There's a sharp divide in this country over which path goes forward.
One side says it should the be the path of science and technology, with emphasis on skills that will serve a global economy becoming more interconnected and interdependent.
The other side says that science should be replaced with faith and skills in scripture will be in demand.
I report. You decide.
Other countries are surpassing us in the skill sets needed for that path and the labor costs to employ them are lower.
Globally competitive? Lol... w/ who? China & India? GTFO of here w/ your slave-wage advocacy.
Uh, I said the slave-wage thing is exactly where I don't want the US to compete. What? Does anyone actually read this at all? The first few responses went on some tangent about social agendas in public school, another one for protectionism and now one about slave-wage advocacy. Does anyone actually read and respond in kind or is every topic just a good place to mash the closest of your repertoire of views?
Other countries are surpassing us in the skill sets needed for that path and the labor costs to employ them are lower.
Other countries with enormous impoverished populations are beginning to train larger portions of their talented individuals in relevant skills.
Here in America, we push an ever-increasing portion of marginal performers into colleges, where they can only succeed in studying criminal justice, art history, and recreational studies. Those who major in the hard sciences and engineering are oftentimes not hired as a result of "American" corporations opting to go after cheap substitutes from India or China.
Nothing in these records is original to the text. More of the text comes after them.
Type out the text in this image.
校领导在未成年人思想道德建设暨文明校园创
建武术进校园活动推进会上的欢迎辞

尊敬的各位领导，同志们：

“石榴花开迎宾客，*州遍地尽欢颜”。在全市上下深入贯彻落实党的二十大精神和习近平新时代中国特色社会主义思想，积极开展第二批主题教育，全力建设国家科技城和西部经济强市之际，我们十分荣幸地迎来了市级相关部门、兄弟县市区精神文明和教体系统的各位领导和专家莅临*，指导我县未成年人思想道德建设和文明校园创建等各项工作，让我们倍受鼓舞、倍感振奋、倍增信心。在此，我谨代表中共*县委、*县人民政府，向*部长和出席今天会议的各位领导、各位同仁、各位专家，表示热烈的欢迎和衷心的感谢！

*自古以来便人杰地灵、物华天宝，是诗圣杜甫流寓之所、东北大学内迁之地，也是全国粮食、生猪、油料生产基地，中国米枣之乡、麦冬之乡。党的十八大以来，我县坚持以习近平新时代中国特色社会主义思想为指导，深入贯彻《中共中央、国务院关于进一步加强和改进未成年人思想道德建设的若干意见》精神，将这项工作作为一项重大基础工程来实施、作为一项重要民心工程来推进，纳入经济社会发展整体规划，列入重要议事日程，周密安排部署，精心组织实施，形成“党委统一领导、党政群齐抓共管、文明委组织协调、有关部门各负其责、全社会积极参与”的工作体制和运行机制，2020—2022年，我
And of course the usual parade of anti-teacher right wingers with their talk radio marching orders stumble their way into a good thread like bulls in a china cabinet.
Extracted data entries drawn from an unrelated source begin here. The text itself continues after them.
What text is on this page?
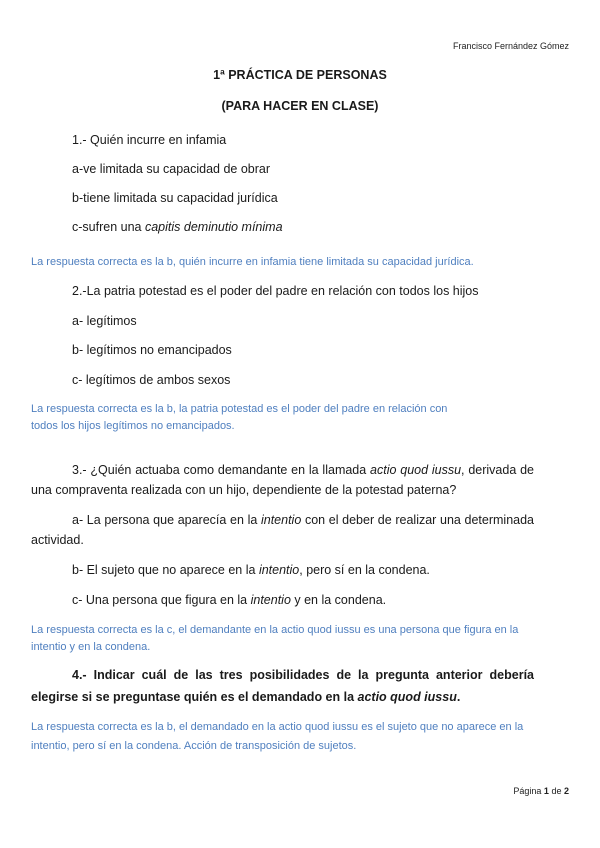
Francisco Fernández Gómez
1ª PRÁCTICA DE PERSONAS
(PARA HACER EN CLASE)
1.- Quién incurre en infamia
a-ve limitada su capacidad de obrar
b-tiene limitada su capacidad jurídica
c-sufren una capitis deminutio mínima
La respuesta correcta es la b, quién incurre en infamia tiene limitada su capacidad jurídica.
2.-La patria potestad es el poder del padre en relación con todos los hijos
a- legítimos
b- legítimos no emancipados
c- legítimos de ambos sexos
La respuesta correcta es la b, la patria potestad es el poder del padre en relación con
todos los hijos legítimos no emancipados.
3.- ¿Quién actuaba como demandante en la llamada actio quod iussu, derivada de una compraventa realizada con un hijo, dependiente de la potestad paterna?
a- La persona que aparecía en la intentio con el deber de realizar una determinada actividad.
b- El sujeto que no aparece en la intentio, pero sí en la condena.
c- Una persona que figura en la intentio y en la condena.
La respuesta correcta es la c, el demandante en la actio quod iussu es una persona que figura en la
intentio y en la condena.
4.- Indicar cuál de las tres posibilidades de la pregunta anterior debería elegirse si se preguntase quién es el demandado en la actio quod iussu.
La respuesta correcta es la b, el demandado en la actio quod iussu es el sujeto que no aparece en la
intentio, pero sí en la condena. Acción de transposición de sujetos.
Página 1 de 2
There is a wide disparity in schools in the US. School districts where I live are high performing, for the most part, but many people will tell you that's about demographics and not the schools themselves.
I think starting this skills based approach that the OP mentions is where we should begin in the worst peforming schools. Stop trying to teach every kid in the inner city to be a renaissance man/woman. I like English Lit but what's the point if the don't see it as having any function? Teach them something they can use and that the country can use.
Get the government out of the education system. That would be number one.
Since the federal government got involved in education, US students have been doing a nose dive when it comes to international comparisons.
Now the ACLU wants to have students given weeks of maternity and paternity leave from school. Don't expect kids to actually show up to class of course -- let them lay around reproducing but hand them a diploma because that's nice.